The big one woke up at half past five this morning. By the time I’d switched on his bedroom light he was already about 250 words into one of those sprawling, run-on stream-of-consciousness monologues that three-year-olds tend to be so bizarrely fond of.

“….yeah but the snowman is a ball in the garden and he’s got feet and his friends are the deers and the horses with horns…” were the exact words he greeted me with. I quickly fell into my well-practised role, which primarily involves going “Really?” whenever there’s a lull. And then the conversation took a turn.

“…yeah and then we’re getting a plane to the jungle and another plane will go ‘MYOWWWWW’ and crash into us…”

Hold up. What? We’re going to be in a plane crash? “Yeah and we’ll be up so so high in the sky”. And the two planes will crash together, and we’ll all be on it when it happens? “Yeah”.

Sweet mother of god, my kid’s got dark.

I wish this was the first time that something like this has happened, but that isn’t the case. A couple of weeks ago, when we actually were on a plane, he did something just as spooky. As we were coming in to land, I reassured him about what was going to happen. “It might get a little bit loud in a minute, and we might bump around, but we’ll be OK”, I told him.

“No, the plane will crash”, he replied in a weird dispossessed sing-song voice. “It will break and crash.”

I don’t really want to be Nicolas Cage’s dad.

In the bath last week, he said that our house will soon collapse and everyone will be trapped in the rubble. My son is barely even my son any more. He’s a 'Stars In Their Eyes' cover act of the kid from The Sixth Sense.

Obviously, I know what’s actually happening here. His brain is has reached the point where it can predict sophisticated examples of cause and effect. He knows that if a car is going fast on the motorway, it could crash into another car. Or if a giant picks up our house and wears it as a hat, we might all fall out and die. I’m proud of him for this, in a way.

But holy shit kid, would it kill you to pick something more mundane? The branch will bend when the bird sits on it, the juice will spill if the cup tips over, that sort of thing. Because, at the moment, you’re starting to sound like Nicolas Cage in whatever that film of his is where he predicts the end of the world. And I don’t really want to be Nicolas Cage’s dad.

A tiny part of me worries that this is how it’ll be forever now. That he’s going to grow up into one of those morbid kids who constructs Saw-style torture devices for daddy long legs then forms an emo band called The Agony Of My Existence. And, if that happens, I’ll totally blame myself. I’ll track it back and pinpoint the genesis of his dark streak as the time I took my eye of the YouTube Kids app for a minute and let him watch five seconds of one of those unofficial Paw Patrol cartoons where Marshall dies in a house fire. I know it.

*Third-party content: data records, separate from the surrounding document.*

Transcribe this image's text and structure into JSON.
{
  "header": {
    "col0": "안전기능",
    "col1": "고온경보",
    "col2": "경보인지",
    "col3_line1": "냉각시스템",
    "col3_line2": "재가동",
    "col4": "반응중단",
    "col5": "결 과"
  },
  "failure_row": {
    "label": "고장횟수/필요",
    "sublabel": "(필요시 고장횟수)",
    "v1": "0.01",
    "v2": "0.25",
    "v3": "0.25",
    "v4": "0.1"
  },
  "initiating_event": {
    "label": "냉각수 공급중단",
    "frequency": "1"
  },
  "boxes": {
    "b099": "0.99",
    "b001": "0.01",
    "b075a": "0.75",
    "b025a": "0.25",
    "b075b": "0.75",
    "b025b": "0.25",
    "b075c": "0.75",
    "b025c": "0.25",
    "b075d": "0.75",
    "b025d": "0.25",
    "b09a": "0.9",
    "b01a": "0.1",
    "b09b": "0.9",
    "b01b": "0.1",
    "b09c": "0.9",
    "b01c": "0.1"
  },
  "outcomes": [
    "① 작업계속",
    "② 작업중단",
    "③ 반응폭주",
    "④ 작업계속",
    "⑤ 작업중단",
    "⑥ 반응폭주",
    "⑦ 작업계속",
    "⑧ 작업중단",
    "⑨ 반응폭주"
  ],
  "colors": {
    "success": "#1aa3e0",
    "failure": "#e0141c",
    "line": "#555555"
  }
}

On the other hand, it’s probably good that he already understands that the world is cold and unpredictable, right? That’s all the Green Cross Code is, anyway, isn’t it? It’s a reminder that you have to be hyper vigilant at all times, lest a speeding missile of metal and glass murders you without warning. A little bit of awareness never hurt anyone, did it?

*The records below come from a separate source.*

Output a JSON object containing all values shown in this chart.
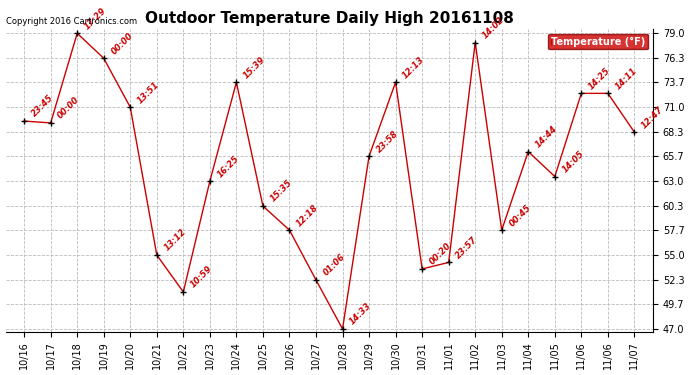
{
  "title": "Outdoor Temperature Daily High 20161108",
  "copyright": "Copyright 2016 Cartronics.com",
  "legend_label": "Temperature (°F)",
  "x_labels": [
    "10/16",
    "10/17",
    "10/18",
    "10/19",
    "10/20",
    "10/21",
    "10/22",
    "10/23",
    "10/24",
    "10/25",
    "10/26",
    "10/27",
    "10/28",
    "10/29",
    "10/30",
    "10/31",
    "11/01",
    "11/02",
    "11/03",
    "11/04",
    "11/05",
    "11/06",
    "11/06",
    "11/07"
  ],
  "y_values": [
    69.5,
    69.3,
    79.0,
    76.3,
    71.0,
    55.0,
    51.0,
    63.0,
    73.7,
    60.3,
    57.7,
    52.3,
    47.0,
    65.7,
    73.7,
    53.5,
    54.2,
    78.0,
    57.7,
    66.2,
    63.5,
    72.5,
    72.5,
    68.3
  ],
  "annotations": [
    "23:45",
    "00:00",
    "17:29",
    "00:00",
    "13:51",
    "13:12",
    "10:59",
    "16:25",
    "15:39",
    "15:35",
    "12:18",
    "01:06",
    "14:33",
    "23:58",
    "12:13",
    "00:20",
    "23:57",
    "14:02",
    "00:45",
    "14:44",
    "14:05",
    "14:25",
    "14:11",
    "12:47"
  ],
  "y_min": 47.0,
  "y_max": 79.0,
  "y_ticks": [
    47.0,
    49.7,
    52.3,
    55.0,
    57.7,
    60.3,
    63.0,
    65.7,
    68.3,
    71.0,
    73.7,
    76.3,
    79.0
  ],
  "line_color": "#cc0000",
  "marker_color": "#000000",
  "annotation_color": "#cc0000",
  "background_color": "#ffffff",
  "grid_color": "#bbbbbb",
  "legend_bg": "#cc0000",
  "legend_text_color": "#ffffff",
  "title_fontsize": 11,
  "annotation_fontsize": 6,
  "copyright_fontsize": 6,
  "tick_fontsize": 7,
  "ytick_fontsize": 7
}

Maybe I’m overreacting. Maybe this is a phase, just like the phase where he really got into blueberries, or the phase where he kept roaring like a demon at anyone who made eye contact with him in his pram. Maybe it’ll pass, and soon my sweet funny boy will have moved on to something new.

But for the meantime, while he’s still waking up shouting things like “I’VE LOST MY LIFE!” at nobody in particular, it’s creeping the absolute fuck out of me. Usually these columns are designed to reassure other parents that they’re not alone; that weird stuff happens to the best of us. Not this time, though. This time it’s just a naked casting call. Hollywood, if you need a stereotypically spooky kid to star in your terrible horror movies, and you’re filming within the next six weeks, I promise I know just the guy you’re looking for.